It seems our synethtic model images of the Moon have a distribution across the lunar disc that does not match observations. When we fit such an image to the ‘band’ near the photo-equator and subtract the fitted image from the observed image we get a residuals image with ‘Mickey Mouse ears’ – i.e. the residuals in intensity are bi-polar.
We are testing a semi-empirical method where the BS of the synthetic image is replaced by the observed BS, scaled to the right value. When such an image is fitted to the observed image we get no Mickey Mouse ears problem:
Left image: Residuals after a well-fitting synthetic image has been subtracted from the observed. Note the polar nature of the residuals – the cusps are clearly too bright while the area between the cusps is too dark. Right image: residuals when a well-fitting image, based on the observed BS, is subtracted. There is very little large-scale structure now.
The two fits deliver terrestrial albedo as one of the fitting parameters.
For the left image (i.e. the entirely synethtic model image) we get A=0.37298, for the semi-empirical image we get A=0.36311, that is a difference of 2.7 %, which is considerable, given our science goals of 0.1%.

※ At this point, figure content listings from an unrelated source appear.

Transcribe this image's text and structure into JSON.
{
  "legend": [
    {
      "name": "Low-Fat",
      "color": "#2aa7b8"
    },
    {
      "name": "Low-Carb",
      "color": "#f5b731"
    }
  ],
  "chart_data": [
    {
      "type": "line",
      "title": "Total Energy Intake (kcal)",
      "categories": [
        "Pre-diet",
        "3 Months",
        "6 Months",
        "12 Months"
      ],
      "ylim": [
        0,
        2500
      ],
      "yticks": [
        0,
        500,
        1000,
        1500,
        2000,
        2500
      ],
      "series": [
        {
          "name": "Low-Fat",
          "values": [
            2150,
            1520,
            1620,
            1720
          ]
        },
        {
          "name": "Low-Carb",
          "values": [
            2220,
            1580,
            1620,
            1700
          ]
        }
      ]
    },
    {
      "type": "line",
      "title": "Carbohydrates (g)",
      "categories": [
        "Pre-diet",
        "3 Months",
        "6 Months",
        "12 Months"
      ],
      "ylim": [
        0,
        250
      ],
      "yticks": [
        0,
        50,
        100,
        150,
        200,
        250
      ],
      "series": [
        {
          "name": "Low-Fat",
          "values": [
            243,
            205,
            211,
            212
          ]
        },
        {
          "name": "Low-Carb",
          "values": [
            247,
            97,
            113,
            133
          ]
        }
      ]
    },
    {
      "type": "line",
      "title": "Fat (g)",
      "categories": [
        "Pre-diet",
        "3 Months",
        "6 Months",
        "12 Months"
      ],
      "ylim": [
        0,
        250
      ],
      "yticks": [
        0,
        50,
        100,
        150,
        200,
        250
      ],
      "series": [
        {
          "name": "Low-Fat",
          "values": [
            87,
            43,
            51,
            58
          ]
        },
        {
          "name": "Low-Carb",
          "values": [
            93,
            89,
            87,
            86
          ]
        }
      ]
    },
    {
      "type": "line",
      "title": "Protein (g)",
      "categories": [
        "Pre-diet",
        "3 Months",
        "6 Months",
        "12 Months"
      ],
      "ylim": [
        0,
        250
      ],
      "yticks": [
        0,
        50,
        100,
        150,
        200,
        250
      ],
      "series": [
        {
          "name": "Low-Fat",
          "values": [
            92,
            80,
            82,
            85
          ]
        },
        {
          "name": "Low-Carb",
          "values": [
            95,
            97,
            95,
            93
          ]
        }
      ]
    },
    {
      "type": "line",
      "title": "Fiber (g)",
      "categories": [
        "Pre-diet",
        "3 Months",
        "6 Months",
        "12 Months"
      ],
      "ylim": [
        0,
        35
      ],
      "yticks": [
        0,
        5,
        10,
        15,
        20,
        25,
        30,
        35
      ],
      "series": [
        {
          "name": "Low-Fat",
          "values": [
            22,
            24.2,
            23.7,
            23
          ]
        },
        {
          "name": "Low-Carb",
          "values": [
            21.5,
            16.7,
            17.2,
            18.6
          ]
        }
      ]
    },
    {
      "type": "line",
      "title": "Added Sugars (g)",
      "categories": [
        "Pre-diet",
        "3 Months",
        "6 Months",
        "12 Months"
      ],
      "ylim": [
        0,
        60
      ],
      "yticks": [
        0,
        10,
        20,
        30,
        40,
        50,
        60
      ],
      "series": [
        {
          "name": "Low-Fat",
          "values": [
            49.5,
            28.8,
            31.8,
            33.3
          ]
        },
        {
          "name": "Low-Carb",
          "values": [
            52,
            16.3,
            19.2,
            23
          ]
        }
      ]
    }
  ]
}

Whether the fit has been improved where it counts is a different matter. The RMSE for the two fits are identical (RMSE=0.026).
The large change in fitted albedo is a (regrettable) feature of our fitting method – change something a little bit and the fits change by several percent.
We suggest that a meaningful test of fit quality will be to fit the ensemble of images with the two methods above and see if the scatter is less in one than in the other. TBD.